Second, and more to the point, people’s attempts to restrict access to their tweets can be easily thwarted, and ultimately those private tweets can end up in the Library of Congress’s archives with the rest of the public tweets.

It’s time to brush off the contextual integrity lecture notes.

UPDATE:  See this article in the New York Times, where a LOC spokesperson notes:

Some online commentators raised the question of whether the library’s Twitter archive could threaten the privacy of users. Mr. Raymond said that the archive would be available only for scholarly and research purposes.

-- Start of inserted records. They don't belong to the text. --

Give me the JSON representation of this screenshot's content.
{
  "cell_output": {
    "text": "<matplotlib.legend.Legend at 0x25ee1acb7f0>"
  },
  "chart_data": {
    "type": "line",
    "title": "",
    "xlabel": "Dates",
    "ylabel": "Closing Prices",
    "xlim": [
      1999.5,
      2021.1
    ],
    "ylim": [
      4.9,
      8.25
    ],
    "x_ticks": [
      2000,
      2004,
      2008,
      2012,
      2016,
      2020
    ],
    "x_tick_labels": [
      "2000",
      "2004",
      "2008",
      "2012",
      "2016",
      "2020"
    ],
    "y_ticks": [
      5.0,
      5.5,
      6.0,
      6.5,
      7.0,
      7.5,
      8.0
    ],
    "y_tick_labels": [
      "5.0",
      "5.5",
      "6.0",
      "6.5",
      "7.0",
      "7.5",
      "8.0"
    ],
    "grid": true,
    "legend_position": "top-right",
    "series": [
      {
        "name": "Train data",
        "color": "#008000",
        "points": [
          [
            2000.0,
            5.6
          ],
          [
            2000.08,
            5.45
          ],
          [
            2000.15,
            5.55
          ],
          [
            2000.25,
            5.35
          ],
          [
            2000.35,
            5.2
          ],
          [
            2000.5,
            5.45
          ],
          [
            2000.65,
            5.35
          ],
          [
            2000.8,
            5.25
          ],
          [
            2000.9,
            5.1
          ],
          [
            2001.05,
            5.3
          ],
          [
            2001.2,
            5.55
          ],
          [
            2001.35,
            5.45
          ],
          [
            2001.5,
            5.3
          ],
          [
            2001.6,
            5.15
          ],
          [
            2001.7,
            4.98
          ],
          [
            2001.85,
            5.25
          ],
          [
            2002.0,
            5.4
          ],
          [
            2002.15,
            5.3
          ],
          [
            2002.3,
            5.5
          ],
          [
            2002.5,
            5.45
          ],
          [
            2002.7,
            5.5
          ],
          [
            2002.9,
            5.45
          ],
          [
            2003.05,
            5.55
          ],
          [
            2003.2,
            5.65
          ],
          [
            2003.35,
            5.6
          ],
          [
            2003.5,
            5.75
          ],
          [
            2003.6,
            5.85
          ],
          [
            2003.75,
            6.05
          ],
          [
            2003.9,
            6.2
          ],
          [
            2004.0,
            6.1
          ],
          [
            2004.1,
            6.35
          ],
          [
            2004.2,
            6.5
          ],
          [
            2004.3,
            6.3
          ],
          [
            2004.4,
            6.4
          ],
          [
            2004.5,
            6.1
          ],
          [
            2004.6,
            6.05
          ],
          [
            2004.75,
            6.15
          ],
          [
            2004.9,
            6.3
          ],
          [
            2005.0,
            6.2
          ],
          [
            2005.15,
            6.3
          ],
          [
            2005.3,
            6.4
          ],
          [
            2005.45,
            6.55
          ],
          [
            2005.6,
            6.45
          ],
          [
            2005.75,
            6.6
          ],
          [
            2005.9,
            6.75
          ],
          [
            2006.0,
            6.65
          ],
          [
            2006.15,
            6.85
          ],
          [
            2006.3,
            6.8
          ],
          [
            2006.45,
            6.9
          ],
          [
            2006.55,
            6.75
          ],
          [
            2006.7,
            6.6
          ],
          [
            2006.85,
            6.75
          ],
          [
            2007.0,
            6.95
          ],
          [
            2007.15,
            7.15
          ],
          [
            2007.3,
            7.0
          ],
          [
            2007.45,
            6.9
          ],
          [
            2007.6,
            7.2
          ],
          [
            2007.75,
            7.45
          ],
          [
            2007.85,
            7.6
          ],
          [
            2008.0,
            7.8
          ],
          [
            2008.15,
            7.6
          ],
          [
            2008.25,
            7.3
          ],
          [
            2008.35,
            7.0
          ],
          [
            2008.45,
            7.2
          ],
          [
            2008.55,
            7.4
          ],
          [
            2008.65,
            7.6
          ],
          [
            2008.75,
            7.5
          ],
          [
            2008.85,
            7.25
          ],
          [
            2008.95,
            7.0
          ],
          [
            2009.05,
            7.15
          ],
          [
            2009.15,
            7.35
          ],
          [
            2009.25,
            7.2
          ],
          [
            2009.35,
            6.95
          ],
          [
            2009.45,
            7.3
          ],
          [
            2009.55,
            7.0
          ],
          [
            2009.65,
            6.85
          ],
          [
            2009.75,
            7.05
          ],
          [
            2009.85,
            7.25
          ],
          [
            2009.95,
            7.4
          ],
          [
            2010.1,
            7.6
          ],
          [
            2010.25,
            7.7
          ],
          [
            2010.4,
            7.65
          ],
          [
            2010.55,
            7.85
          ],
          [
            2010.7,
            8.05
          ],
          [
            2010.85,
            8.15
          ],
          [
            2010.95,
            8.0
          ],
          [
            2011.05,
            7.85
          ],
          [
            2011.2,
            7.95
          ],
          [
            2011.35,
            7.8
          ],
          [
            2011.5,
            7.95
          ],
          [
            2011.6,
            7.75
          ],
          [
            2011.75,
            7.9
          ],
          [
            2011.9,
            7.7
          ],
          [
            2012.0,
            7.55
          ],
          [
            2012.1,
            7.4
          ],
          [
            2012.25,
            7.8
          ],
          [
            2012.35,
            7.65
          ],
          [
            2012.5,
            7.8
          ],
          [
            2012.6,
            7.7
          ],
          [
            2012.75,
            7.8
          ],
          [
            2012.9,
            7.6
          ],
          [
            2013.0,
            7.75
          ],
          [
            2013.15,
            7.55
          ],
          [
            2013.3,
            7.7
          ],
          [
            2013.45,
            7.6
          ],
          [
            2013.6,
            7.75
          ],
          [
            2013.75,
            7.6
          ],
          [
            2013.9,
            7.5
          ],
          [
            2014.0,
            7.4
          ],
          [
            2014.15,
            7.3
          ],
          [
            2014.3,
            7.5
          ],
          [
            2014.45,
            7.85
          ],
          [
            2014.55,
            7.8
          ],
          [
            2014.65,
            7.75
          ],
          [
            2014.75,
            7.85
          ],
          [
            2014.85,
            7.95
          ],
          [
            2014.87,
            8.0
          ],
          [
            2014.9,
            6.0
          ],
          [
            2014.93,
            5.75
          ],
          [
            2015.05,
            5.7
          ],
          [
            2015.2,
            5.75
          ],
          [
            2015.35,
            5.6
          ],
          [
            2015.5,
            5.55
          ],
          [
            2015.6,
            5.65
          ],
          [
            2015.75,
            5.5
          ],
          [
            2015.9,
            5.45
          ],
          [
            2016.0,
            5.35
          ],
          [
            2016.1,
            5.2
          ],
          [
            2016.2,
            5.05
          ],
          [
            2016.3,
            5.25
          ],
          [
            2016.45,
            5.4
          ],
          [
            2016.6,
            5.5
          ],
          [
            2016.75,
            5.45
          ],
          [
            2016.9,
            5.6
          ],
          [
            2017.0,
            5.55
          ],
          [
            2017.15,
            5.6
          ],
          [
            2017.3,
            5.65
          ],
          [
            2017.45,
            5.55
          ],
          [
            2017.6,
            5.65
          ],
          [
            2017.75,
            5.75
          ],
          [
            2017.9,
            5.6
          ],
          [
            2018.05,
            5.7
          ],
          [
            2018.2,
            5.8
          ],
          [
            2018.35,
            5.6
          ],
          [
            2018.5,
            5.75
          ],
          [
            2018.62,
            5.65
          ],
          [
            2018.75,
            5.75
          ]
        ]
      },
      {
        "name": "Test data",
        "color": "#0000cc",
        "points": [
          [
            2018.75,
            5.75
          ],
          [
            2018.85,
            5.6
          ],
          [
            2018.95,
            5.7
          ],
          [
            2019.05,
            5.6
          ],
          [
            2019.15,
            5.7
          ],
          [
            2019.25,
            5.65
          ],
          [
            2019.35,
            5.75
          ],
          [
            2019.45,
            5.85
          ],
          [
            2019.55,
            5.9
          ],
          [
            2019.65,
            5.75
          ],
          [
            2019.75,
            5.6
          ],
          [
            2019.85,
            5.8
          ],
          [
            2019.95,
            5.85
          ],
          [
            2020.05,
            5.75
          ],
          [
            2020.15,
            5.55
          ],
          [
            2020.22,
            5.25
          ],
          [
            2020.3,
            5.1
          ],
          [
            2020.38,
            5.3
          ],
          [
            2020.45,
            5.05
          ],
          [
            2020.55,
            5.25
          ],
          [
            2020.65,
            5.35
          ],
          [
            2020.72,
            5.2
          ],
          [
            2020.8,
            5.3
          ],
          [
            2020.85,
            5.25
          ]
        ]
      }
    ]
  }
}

Besides, he added, the vast majority of Twitter messages that would be archived are publicly published on the Web.

This is the classic “but the information is already public” argument that, while technically true, presumes a false dichotomy that information is either strictly public or private, ignoring any contextual norms that might have guided the initial release of information or how a person expects that information to flow.

This is Nissenbaum’s theory of contextual integrity, which Fred Stutzman has already invoked related to this case.

Further, it is interesting that the LOC seems to acknowledge that there are non-public tweets within the archive: “…the vast majority…are publicly published on the Web”. I will reach out to Mr. Raymond to seek clarification.

2 comments

  1. You start a new twitter account now and have your tweets set to public. After a few months you decide to make these tweets private. Should your once public but now private tweets still be kept in the archive?

  2. The argument is that only your tweets going forward are intended to be private, so the old tweets (flagged as public) would go to the archive.

    What is missing is the ability to convert tweets that were once public into a private status.